Until recently, virtually no one expected the Strait of Hormuz to open anytime soon, but the oil price changed little as a result. This is likely because the reduced flow of oil through the Strait is being largely offset by a drawdown of inventories—particularly in China—higher oil production in the U.S., and, more recently, by a slightly increased number of ships that are still managing to pass through the Strait of Hormuz.

Another factor keeping oil prices low is the expectation that the US and Iran will eventually reach an agreement soon. It is generally believed that both Washington and Tehran will come under enormous political pressure if the war does not end quickly. Consequently, there is an expectation that the Strait of Hormuz will reopen fairly soon. This also explains why the oil price has fallen further over the past 24 hours on Trump’s statement that an agreement has practically been reached, while Tehran has not confirmed this at all.

In any case, we see it differently. This is because we believe Iran stands to gain significantly if oil prices rise substantially first. This would increase Iran’s revenue and put Trump under enormous pressure.

So here lies the difference. The markets assume that oil prices will gradually decline. This could push interest rates down and stock prices up. Furthermore, this would benefit Europe more than the U.S., because the U.S. is self-sufficient in energy, whereas Europe must import a significant portion of its energy. A lower oil price therefore pushes the EUR/USD exchange rate up.

If the Strait of Hormuz does indeed open up fairly soon, as is widely expected, the oil price will certainly fall. However, this is unlikely to happen very quickly, as stocks must first be replenished. It is even possible that, for safety reasons, countries may now want to build up additional reserves. This will then create high demand for oil in the first few quarters.

Central Bank Response

As long as the oil price remains around current levels or rises, this will, in principle, only cause a one-time increase in inflation. It therefore makes little sense for a central bank to react strongly to this.

However, the situation becomes much more problematic if higher oil prices also cause price increases for all sorts of other products that require significant amounts of energy or oil (so-called secondary effects). Higher inflation then takes on a much more structural character, especially if it also leads to higher wage increases. A central bank must take action against this.

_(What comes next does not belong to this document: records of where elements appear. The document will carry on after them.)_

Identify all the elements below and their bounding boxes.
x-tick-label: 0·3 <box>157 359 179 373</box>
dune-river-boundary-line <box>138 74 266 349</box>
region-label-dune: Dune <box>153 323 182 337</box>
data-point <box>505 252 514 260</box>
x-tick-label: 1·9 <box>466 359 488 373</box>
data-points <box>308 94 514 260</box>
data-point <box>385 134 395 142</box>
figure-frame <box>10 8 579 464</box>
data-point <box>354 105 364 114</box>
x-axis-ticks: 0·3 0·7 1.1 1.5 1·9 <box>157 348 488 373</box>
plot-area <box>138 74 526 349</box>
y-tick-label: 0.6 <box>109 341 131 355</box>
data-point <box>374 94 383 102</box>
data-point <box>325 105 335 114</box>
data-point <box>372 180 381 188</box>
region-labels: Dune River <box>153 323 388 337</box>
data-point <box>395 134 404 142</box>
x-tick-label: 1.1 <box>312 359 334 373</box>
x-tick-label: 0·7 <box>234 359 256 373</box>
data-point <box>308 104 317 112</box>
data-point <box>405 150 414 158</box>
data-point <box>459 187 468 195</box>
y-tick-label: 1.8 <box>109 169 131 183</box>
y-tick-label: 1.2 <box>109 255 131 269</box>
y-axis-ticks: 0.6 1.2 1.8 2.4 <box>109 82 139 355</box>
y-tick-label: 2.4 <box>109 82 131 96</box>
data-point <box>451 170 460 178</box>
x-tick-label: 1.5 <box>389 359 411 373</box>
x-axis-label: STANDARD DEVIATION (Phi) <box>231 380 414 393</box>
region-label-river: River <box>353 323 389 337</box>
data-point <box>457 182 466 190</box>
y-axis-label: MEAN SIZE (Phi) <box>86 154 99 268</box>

The extent to which this will be the case depends heavily on economic growth. The higher the growth rate, the greater the secondary effects will be.

This creates a complicated picture, because lower oil prices are beneficial for inflation in and of themselves, but they also lead to higher economic growth. The latter, in turn, means more secondary effects.

It therefore depends on how quickly and by how much the oil price falls, and to what extent that also pushes down inflation and interest rates.

If oil prices fall sharply, the resulting downward pressure on inflation will undoubtedly prevail, thereby pushing interest rates lower. However, if, as we expect, oil prices decline only slowly after the Strait of Hormuz reopens, there will still be quite a few secondary effects, and inflation and interest rates need not fall significantly as a result.

Artificial Intelligence

Finally, a brief remark about AI. All stocks that have anything at all to do with AI have been going “through the roof” lately. In our view, this is clearly a mania/bubble. These always end badly. In this case, not because AI itself will prove a huge disappointment, but because its positive aspects are now being over-discounted. If we are proved right and stock prices start to fall significantly at some point, this will have negative consequences for the economy and thereby place downward pressure on interest rates for some time.